Suddenly, my life came flashing in my mind. I have been spelunking way before this trip --- the cave that is called Life. I believe that I started my life inside that cave of utter darkness not knowing where to go and what my purpose is. I have been groping in the dark, tripping on stones and rocks and plunging in cold waters. Then I saw the Guide carrying the light and followed. He said he is the Way and all I have to do is trust Him completely. On the first part of the journey, I obeyed like a child and clinged to Him tight. However, as I was getting the hang of it, I was slowly drifting away until I was covered in darkness. It reminded me of the time when we were almost half way through the cave that I was trying to wander ahead of the guide. There was even a funny and embarrassing incident wherein I was on top of the lead and the guide was far behind me. He told us to climb up the rocks because above it is the path to the exit. I was very confident because I’m the only one with the head lamp. I heard from behind that the guide was telling me to stop for awhile and wait for the others. I disobeyed and still moved on. The next thing that happened was, my hand landed on a pile of bat droppings. At that moment, the guide was already behind me and told me to go down because I was heading the wrong way. It was a humbling experience. The path he led us was a totally different way apart from what I thought was the most logical way out. When I thought of what happened, I realized that if I have no guide, I will be lost forever.

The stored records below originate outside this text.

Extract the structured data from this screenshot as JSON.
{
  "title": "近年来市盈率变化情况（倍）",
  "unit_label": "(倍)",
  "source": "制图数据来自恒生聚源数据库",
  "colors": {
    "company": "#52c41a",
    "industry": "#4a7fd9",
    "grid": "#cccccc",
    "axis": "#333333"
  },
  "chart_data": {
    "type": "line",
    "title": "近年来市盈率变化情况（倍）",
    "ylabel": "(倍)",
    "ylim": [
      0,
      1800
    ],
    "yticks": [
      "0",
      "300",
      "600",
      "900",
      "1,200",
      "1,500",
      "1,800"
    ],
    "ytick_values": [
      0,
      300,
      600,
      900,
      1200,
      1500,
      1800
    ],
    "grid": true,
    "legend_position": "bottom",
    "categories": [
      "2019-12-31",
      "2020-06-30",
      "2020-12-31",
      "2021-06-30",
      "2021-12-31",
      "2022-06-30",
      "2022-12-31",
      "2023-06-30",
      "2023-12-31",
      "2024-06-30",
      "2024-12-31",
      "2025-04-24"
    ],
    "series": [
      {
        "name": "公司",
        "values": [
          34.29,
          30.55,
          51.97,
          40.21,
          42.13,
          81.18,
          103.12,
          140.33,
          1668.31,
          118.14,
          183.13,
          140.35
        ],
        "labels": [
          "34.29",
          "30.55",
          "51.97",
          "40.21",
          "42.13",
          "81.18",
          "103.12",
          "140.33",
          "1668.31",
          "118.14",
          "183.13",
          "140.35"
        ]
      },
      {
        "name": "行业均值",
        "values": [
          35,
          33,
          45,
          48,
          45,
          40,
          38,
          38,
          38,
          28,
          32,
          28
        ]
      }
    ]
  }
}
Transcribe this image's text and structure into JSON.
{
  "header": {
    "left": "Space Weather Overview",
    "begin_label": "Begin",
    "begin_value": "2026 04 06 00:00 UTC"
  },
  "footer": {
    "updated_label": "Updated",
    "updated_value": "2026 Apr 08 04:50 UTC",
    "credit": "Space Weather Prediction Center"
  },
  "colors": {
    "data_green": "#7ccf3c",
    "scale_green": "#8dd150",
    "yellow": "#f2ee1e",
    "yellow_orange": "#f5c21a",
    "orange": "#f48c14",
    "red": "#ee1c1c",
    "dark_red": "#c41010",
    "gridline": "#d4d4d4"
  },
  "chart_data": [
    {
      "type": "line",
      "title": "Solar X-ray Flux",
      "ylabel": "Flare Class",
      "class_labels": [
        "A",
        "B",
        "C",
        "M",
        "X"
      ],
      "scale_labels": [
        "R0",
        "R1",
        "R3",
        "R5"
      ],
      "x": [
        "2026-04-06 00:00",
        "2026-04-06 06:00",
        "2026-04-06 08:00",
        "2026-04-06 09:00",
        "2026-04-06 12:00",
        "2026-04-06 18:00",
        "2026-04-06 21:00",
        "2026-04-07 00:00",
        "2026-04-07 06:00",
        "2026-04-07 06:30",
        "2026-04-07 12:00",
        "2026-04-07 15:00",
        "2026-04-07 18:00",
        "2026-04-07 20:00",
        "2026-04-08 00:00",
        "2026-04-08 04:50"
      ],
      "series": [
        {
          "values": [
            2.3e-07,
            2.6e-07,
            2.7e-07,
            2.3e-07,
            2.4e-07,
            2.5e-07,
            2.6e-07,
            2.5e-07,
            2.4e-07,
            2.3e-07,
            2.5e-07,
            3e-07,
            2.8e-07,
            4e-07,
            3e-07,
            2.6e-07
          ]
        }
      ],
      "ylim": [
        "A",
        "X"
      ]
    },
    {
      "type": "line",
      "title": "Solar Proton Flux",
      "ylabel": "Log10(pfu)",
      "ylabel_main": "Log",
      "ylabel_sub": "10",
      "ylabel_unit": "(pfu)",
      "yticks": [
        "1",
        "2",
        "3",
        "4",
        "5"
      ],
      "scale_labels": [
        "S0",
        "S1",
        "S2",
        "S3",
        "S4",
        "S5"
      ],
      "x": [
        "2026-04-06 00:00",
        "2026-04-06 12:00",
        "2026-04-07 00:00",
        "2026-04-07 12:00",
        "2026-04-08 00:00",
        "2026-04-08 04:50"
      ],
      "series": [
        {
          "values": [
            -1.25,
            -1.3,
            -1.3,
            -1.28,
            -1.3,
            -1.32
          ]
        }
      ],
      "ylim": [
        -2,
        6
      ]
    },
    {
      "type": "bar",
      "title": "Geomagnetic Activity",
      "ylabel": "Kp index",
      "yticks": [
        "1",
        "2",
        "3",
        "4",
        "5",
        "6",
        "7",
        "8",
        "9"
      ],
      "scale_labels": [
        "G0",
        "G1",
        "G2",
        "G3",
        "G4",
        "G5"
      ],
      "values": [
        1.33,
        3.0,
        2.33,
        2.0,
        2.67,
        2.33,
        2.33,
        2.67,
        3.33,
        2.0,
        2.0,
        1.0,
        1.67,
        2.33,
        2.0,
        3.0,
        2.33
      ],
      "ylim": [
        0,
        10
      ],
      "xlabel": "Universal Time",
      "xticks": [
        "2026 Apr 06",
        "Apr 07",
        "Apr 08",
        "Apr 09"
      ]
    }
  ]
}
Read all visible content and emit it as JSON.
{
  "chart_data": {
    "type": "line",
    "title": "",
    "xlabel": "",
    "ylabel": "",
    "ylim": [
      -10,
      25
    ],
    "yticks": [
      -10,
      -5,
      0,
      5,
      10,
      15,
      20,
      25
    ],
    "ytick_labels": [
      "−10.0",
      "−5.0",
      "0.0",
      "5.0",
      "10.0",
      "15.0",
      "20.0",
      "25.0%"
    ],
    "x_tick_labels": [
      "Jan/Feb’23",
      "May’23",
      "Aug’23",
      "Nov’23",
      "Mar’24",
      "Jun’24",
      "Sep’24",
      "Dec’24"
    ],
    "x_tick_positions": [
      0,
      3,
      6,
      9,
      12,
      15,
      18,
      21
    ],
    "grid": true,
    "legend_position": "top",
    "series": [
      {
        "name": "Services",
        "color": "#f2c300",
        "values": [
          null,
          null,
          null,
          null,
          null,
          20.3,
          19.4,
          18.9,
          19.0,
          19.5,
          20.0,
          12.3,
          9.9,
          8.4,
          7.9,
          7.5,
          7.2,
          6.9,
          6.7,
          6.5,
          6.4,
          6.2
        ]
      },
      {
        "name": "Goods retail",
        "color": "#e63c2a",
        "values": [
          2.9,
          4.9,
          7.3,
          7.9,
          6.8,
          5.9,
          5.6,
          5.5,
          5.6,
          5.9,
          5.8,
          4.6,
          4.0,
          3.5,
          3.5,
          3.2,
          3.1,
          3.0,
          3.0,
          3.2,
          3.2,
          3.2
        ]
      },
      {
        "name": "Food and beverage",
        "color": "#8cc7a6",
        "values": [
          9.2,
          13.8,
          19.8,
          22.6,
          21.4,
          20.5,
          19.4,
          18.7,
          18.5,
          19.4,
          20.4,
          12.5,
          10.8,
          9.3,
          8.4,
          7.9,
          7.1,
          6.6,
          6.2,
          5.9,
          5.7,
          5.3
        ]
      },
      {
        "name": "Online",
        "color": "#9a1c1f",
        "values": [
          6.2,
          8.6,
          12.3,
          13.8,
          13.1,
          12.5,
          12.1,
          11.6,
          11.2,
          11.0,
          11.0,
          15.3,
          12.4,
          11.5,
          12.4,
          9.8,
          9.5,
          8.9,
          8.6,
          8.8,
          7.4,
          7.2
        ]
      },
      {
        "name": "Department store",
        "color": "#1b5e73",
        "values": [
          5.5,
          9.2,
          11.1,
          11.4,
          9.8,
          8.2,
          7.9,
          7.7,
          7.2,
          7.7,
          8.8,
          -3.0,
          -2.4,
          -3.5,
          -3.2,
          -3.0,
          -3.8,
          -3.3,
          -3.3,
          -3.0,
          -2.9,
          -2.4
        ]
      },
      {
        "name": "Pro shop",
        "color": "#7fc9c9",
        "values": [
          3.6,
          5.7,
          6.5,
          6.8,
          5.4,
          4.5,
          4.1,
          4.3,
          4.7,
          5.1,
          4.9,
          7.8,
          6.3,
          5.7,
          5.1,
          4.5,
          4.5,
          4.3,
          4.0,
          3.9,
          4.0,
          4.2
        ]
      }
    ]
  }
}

As I was crawling up that pile of boulders, it reminded me of the futility of looking back to the past. I tried turning my head to see where the others are and I felt my knees shake when I saw the height I was in. I regained my perspective and focused on what lies infront of me and what is ahead. It made me realize that truly there is no use lingering on past hurts because it will get you off balance. The here-and-now is what matters, most especially, the instruction of the Guide. I have to admit I got lost for awhile sometime ago and I was running around in circles. I can see the light but I kept on heading the other direction. What it brought me was more obstacles, more bruises and more pain. The Guide was calling me out of the darkness and His light was ever present. He never stopped pursuing me until I walk with Him again. I’m glad that I did.

The cave of my life is not yet over. All I need is a “spelunking faith” to complete it and come out to a place of rest that my Guide prepared for me. Despite the bruises I got from the journey, He will heal them one by one. At the end of the cave, an Everlasting Light welcomes me with springs of living water to refresh me and give me renewed strength. The reward is just but simple --- eternity with the Guide.